31 October 2007

TOM WAITS: AUTOBIOGRAFIA EM PEQUENAS PRESTAÇÕES, DITOS DE ESPÍRITO E SABEDORIA (XX)



"'Murder In The Barn' é como um conto da Flannery O'Connor. Compro os jornais locais todos os dias e eles estão cheios de acidentes de automóveis. Tudo depende do que nos atrai. Será o humor negro irlandês? A minha mulher também provém de uma família irlandesa.

(...)

"O Greg Cohen, o Robert Wilson e eu fomos ter com o William Burroughs a Lawrence, no Kansas.
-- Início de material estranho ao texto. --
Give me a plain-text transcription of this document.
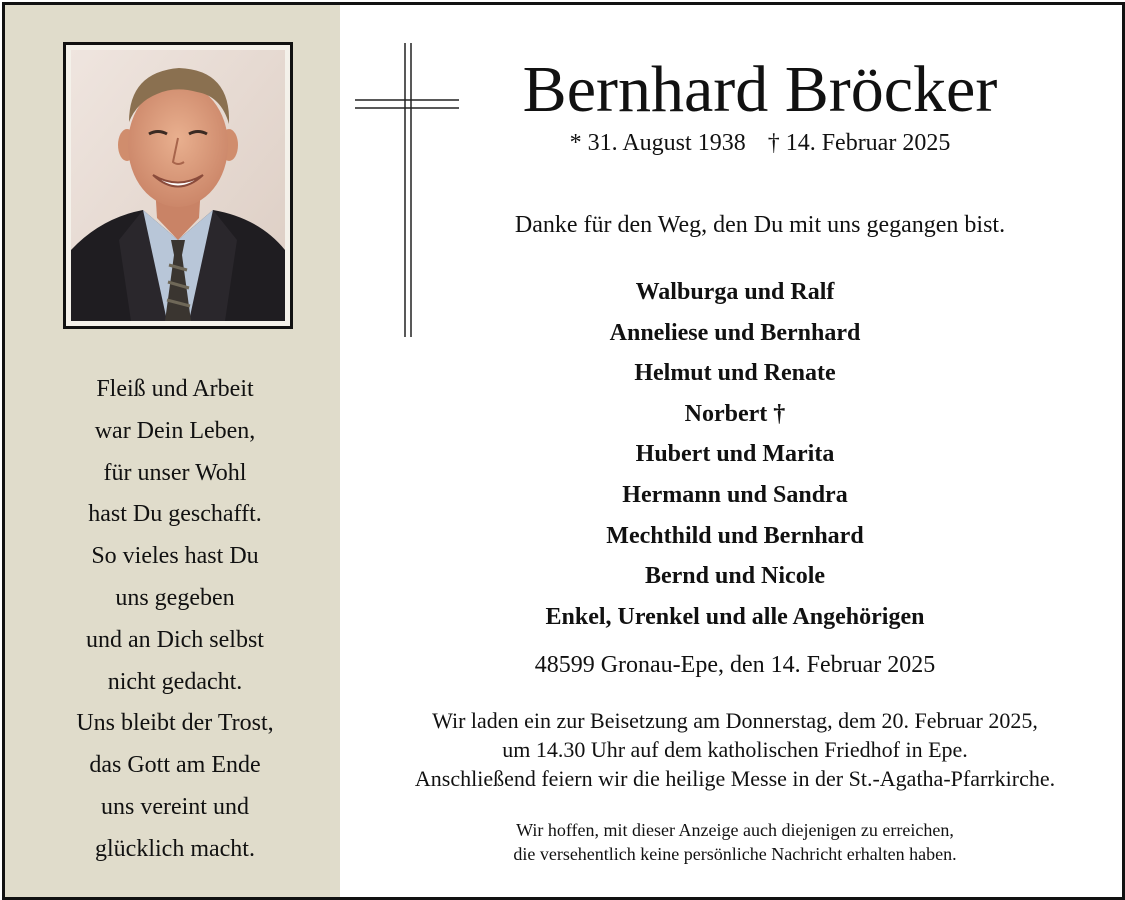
Fleiß und Arbeit
war Dein Leben,
für unser Wohl
hast Du geschafft.
So vieles hast Du
uns gegeben
und an Dich selbst
nicht gedacht.
Uns bleibt der Trost,
das Gott am Ende
uns vereint und
glücklich macht.
Bernhard Bröcker
* 31. August 1938 † 14. Februar 2025
Danke für den Weg, den Du mit uns gegangen bist.
Walburga und Ralf
Anneliese und Bernhard
Helmut und Renate
Norbert †
Hubert und Marita
Hermann und Sandra
Mechthild und Bernhard
Bernd und Nicole
Enkel, Urenkel und alle Angehörigen
48599 Gronau-Epe, den 14. Februar 2025
Wir laden ein zur Beisetzung am Donnerstag, dem 20. Februar 2025,
um 14.30 Uhr auf dem katholischen Friedhof in Epe.
Anschließend feiern wir die heilige Messe in der St.-Agatha-Pfarrkirche.
Wir hoffen, mit dieser Anzeige auch diejenigen zu erreichen,
die versehentlich keine persönliche Nachricht erhalten haben.
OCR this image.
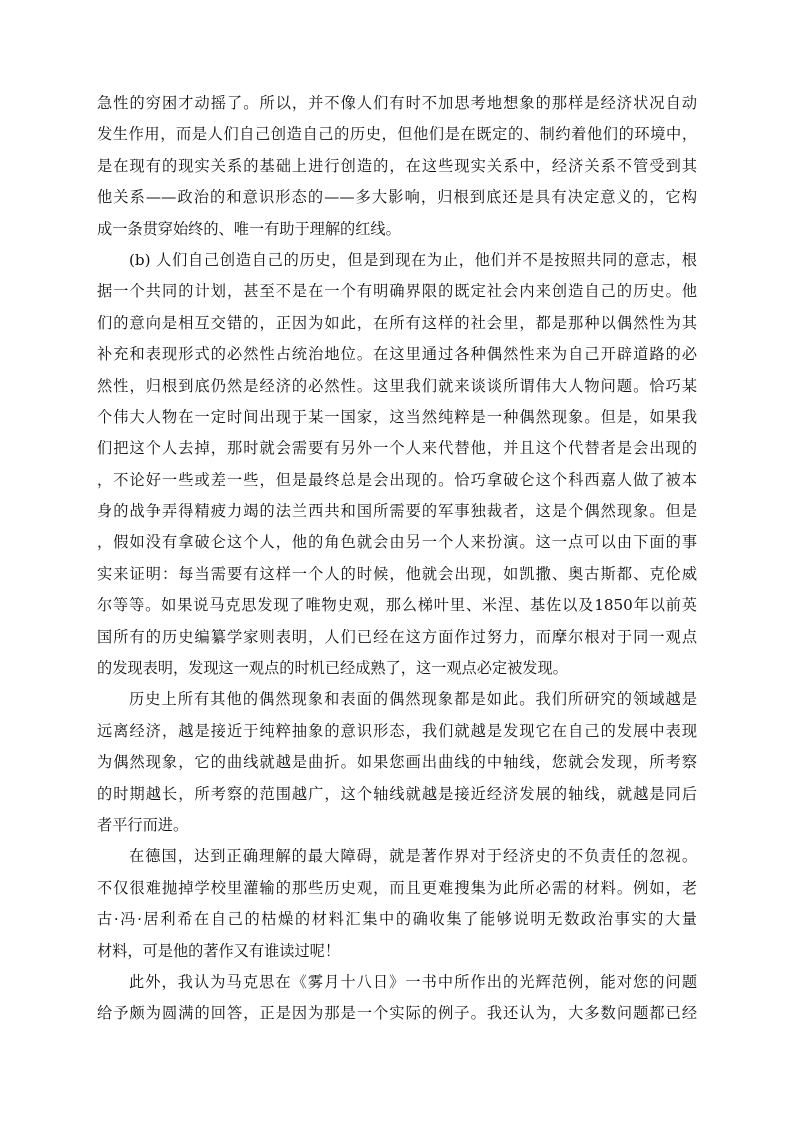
急性的穷困才动摇了。所以，并不像人们有时不加思考地想象的那样是经济状况自动
发生作用，而是人们自己创造自己的历史，但他们是在既定的、制约着他们的环境中，
是在现有的现实关系的基础上进行创造的，在这些现实关系中，经济关系不管受到其
他关系——政治的和意识形态的——多大影响，归根到底还是具有决定意义的，它构
成一条贯穿始终的、唯一有助于理解的红线。
(b) 人们自己创造自己的历史，但是到现在为止，他们并不是按照共同的意志，根
据一个共同的计划，甚至不是在一个有明确界限的既定社会内来创造自己的历史。他
们的意向是相互交错的，正因为如此，在所有这样的社会里，都是那种以偶然性为其
补充和表现形式的必然性占统治地位。在这里通过各种偶然性来为自己开辟道路的必
然性，归根到底仍然是经济的必然性。这里我们就来谈谈所谓伟大人物问题。恰巧某
个伟大人物在一定时间出现于某一国家，这当然纯粹是一种偶然现象。但是，如果我
们把这个人去掉，那时就会需要有另外一个人来代替他，并且这个代替者是会出现的
，不论好一些或差一些，但是最终总是会出现的。恰巧拿破仑这个科西嘉人做了被本
身的战争弄得精疲力竭的法兰西共和国所需要的军事独裁者，这是个偶然现象。但是
，假如没有拿破仑这个人，他的角色就会由另一个人来扮演。这一点可以由下面的事
实来证明：每当需要有这样一个人的时候，他就会出现，如凯撒、奥古斯都、克伦威
尔等等。如果说马克思发现了唯物史观，那么梯叶里、米涅、基佐以及1850年以前英
国所有的历史编纂学家则表明，人们已经在这方面作过努力，而摩尔根对于同一观点
的发现表明，发现这一观点的时机已经成熟了，这一观点必定被发现。
历史上所有其他的偶然现象和表面的偶然现象都是如此。我们所研究的领域越是
远离经济，越是接近于纯粹抽象的意识形态，我们就越是发现它在自己的发展中表现
为偶然现象，它的曲线就越是曲折。如果您画出曲线的中轴线，您就会发现，所考察
的时期越长，所考察的范围越广，这个轴线就越是接近经济发展的轴线，就越是同后
者平行而进。
在德国，达到正确理解的最大障碍，就是著作界对于经济史的不负责任的忽视。
不仅很难抛掉学校里灌输的那些历史观，而且更难搜集为此所必需的材料。例如，老
古·冯·居利希在自己的枯燥的材料汇集中的确收集了能够说明无数政治事实的大量
材料，可是他的著作又有谁读过呢！
此外，我认为马克思在《雾月十八日》一书中所作出的光辉范例，能对您的问题
给予颇为圆满的回答，正是因为那是一个实际的例子。我还认为，大多数问题都已经
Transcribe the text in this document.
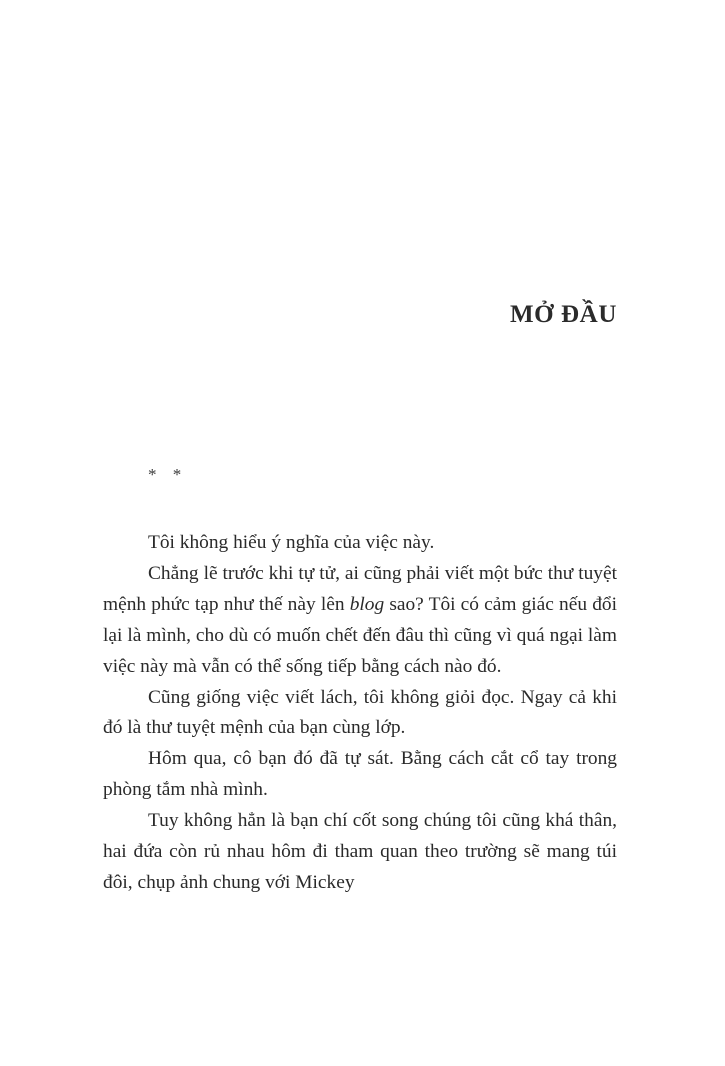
MỞ ĐẦU
* *

Tôi không hiểu ý nghĩa của việc này.

Chẳng lẽ trước khi tự tử, ai cũng phải viết một bức thư tuyệt mệnh phức tạp như thế này lên blog sao? Tôi có cảm giác nếu đổi lại là mình, cho dù có muốn chết đến đâu thì cũng vì quá ngại làm việc này mà vẫn có thể sống tiếp bằng cách nào đó.

Cũng giống việc viết lách, tôi không giỏi đọc. Ngay cả khi đó là thư tuyệt mệnh của bạn cùng lớp.

Hôm qua, cô bạn đó đã tự sát. Bằng cách cắt cổ tay trong phòng tắm nhà mình.

Tuy không hẳn là bạn chí cốt song chúng tôi cũng khá thân, hai đứa còn rủ nhau hôm đi tham quan theo trường sẽ mang túi đôi, chụp ảnh chung với Mickey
Parecia uma cimeira literária. Ele tirou-nos fotografias a todos no portão. Levou-me até à garagem, mostrou-me as suas pinturas à pistola e o jardim. Por volta das três, começou a olhar para o relógio à medida que se aproximava a hora dos cocktails. Pareceu-me muito sério e erudito. Era, evidentemente, um perito em cobras, insectos e armas de fogo. Para mim, foi uma influência tão grande como Kerouac. Em Pela Estrada Fora, ele era o Bull Lee, uma espécie de Mark Twain mais ousado. Parecia concebido para ocupar a posição de poeta laureado da nação. Tinha uma visão mais ampla, cheia de cinismo e maturidade com um grande sentido de ironia que ia direito ao coração da experiência americana.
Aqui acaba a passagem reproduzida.